Gibson a été le premier, je crois, à comprendre

que le futur qu'il avait contribué à créer deviendrait très vite

un rétro-futur

 

J'étais un peu passé à côté du tome 2 de la trilogie, Code Source/Spook Country, dans lequel y avait de super personnages et de très bonnes idées, mais dont le propos sur la réalité augmentée m'avait semblé violemment dépassé par le réel et donc laissé de marbre. Sur ces deux tomes, j'avais par ailleurs été gêné par diverses choses dans la VF, de pur détails et broutilles, mais qui m'avaient sauté à la figure. Tel un personnage de Gibson, j'ai tendance à m'abîmer dans ces subtilités et à passer trop longtemps à côté du schéma général. C'est pourquoi je me lis Zero History en VO pour contourner cet écueil. Et d'un coup je prends conscience de la difficulté qu'il doit y avoir à traduire le vocabulaire maniaque de l'auteur, ce qui me conduit à réévaluer le boulot des collègues ayant oeuvré à l'époque (l'un deux avait signé Alain Smissi, indiquant d'ailleurs par là même ne pas être satisfait du résultat).

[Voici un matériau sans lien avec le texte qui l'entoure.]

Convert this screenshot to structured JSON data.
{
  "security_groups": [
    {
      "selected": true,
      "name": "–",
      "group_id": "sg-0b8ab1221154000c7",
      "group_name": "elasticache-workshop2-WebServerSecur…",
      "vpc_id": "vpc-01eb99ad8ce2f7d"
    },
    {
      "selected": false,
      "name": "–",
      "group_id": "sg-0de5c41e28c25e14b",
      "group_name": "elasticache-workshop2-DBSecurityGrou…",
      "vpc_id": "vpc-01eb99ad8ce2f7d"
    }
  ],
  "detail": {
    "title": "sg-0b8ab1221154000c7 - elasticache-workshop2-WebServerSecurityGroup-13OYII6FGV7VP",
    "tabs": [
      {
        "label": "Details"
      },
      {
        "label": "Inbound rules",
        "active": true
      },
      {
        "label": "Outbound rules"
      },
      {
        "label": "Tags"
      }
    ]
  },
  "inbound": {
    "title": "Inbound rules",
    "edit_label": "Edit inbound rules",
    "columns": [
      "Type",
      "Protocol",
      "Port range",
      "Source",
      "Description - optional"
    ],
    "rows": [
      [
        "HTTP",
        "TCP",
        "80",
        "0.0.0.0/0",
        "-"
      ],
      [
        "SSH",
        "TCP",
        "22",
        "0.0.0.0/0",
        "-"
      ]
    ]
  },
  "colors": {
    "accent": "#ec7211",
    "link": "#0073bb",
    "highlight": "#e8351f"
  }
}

Pourquoi revenir là-dessus si je n'avais pas trop aimé Code Source ? Parce que je n'avais pas détesté non plus, entendons nous bien. Le décalage entre la prospective et le réel réalisé (ouch, quel affreux pléonasme redondant) par la suite n'explique pas tout. Le côté poseur de certains trucs dans le bouquin un peu plus. Pas tant celui de Gibson, qui adopte des poses plus subtiles qu'on ne le croit, mais celui de ses artistes sur le fil des réalités virtuelles et augmentées. Autant, les cinéastes underground d'Identifications des Schémas fonctionnaient très bien à mes yeux, autant je n'avais aucun mal à croire aux virtualistes du deuxième tome sans parvenir à m'intéresser à leurs productions et au mystère les entourant. Oui, la réalité augmentée est passée par là dans le monde réel, et a montré son côté gadget, c'est vrai, mais je pense que si j'avais lu le bouquin à l'époque, je n'aurais pas été hypé non plus.

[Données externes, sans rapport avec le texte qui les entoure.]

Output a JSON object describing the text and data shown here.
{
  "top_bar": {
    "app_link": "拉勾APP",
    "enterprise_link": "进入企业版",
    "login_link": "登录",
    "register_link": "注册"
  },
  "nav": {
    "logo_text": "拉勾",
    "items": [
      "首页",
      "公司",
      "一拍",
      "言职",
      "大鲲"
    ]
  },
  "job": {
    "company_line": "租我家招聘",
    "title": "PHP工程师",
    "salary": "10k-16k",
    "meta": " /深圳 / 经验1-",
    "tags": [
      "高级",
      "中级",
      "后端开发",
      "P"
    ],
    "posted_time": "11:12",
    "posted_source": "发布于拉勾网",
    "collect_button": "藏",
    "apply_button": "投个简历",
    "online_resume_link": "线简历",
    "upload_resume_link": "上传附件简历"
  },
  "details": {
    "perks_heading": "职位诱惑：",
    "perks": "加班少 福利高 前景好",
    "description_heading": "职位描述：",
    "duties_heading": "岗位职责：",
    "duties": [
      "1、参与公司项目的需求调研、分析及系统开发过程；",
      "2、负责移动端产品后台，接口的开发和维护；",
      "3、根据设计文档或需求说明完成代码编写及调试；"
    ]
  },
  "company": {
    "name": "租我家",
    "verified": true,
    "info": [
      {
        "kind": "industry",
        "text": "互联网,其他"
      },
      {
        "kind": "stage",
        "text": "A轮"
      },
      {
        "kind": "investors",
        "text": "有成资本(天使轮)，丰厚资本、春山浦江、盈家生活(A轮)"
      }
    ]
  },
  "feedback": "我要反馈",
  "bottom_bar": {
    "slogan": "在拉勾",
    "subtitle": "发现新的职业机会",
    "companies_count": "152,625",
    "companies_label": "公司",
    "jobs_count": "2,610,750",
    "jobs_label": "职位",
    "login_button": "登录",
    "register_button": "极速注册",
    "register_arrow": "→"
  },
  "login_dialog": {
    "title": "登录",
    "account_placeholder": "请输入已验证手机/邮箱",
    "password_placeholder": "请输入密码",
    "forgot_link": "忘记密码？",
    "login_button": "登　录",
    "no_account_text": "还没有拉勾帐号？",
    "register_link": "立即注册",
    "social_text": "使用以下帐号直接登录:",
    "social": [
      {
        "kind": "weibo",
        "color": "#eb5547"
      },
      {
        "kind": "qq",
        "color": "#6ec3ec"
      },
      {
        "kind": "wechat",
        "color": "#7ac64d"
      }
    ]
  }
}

Du coup, ma lecture de Zero History est très curieuse. D'autant plus que l'enjeu, là, ce sont des fringues et du design de fringues, et particulièrement de streetwear d'inspiration paramilitaire, sujet qui en soi ne me touche absolument pas, sinon je ne serais pas en cosplay clodo 365 jours par an. Mais ce vieux renard de Gibson verrait dans mon attitude justement une pétition de principe voire une espèce de posture morale comme celle des Low-techs de la nouvelle Johnny Mnemonic. Et je ne saurais, sans mauvaise foi (un péché dont je suis parfaitement capable, entendons-nous bien) lui donner tout à fait tort.

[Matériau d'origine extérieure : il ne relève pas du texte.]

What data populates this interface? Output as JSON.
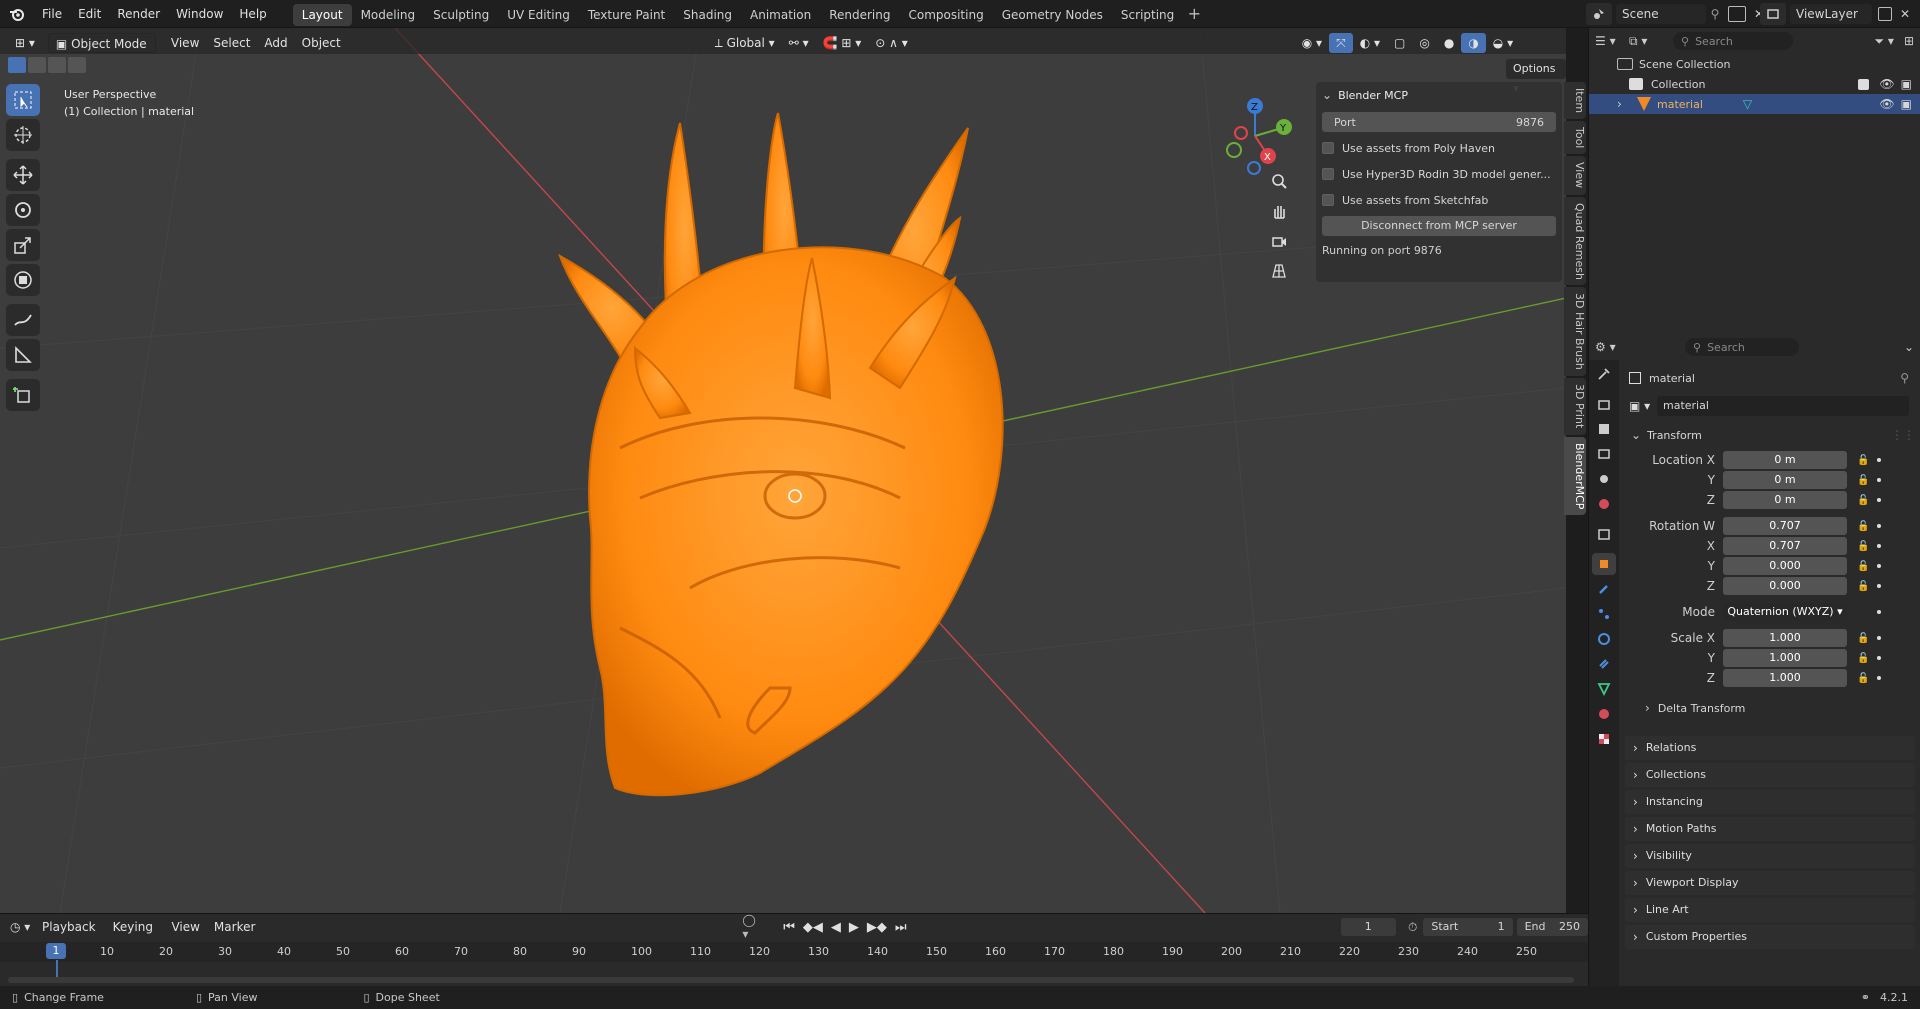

De surcroît, il emploie des ressors venus du thriller d'espionnage. Ça se lit presque comme un Tom Clancy, si je trouvais Clancy lisible. On est dans la paranoïa, le pistage, les filatures et l'intimidation, la surveillance des communications et les moyens de la contourner. On voit aussi le recyclage des anciens militaires en milices privées, ce qui est très cyberpunk dans l'esprit, mais réalisé depuis longtemps par des entreprises comme Blackwater ou le Groupe Wagner.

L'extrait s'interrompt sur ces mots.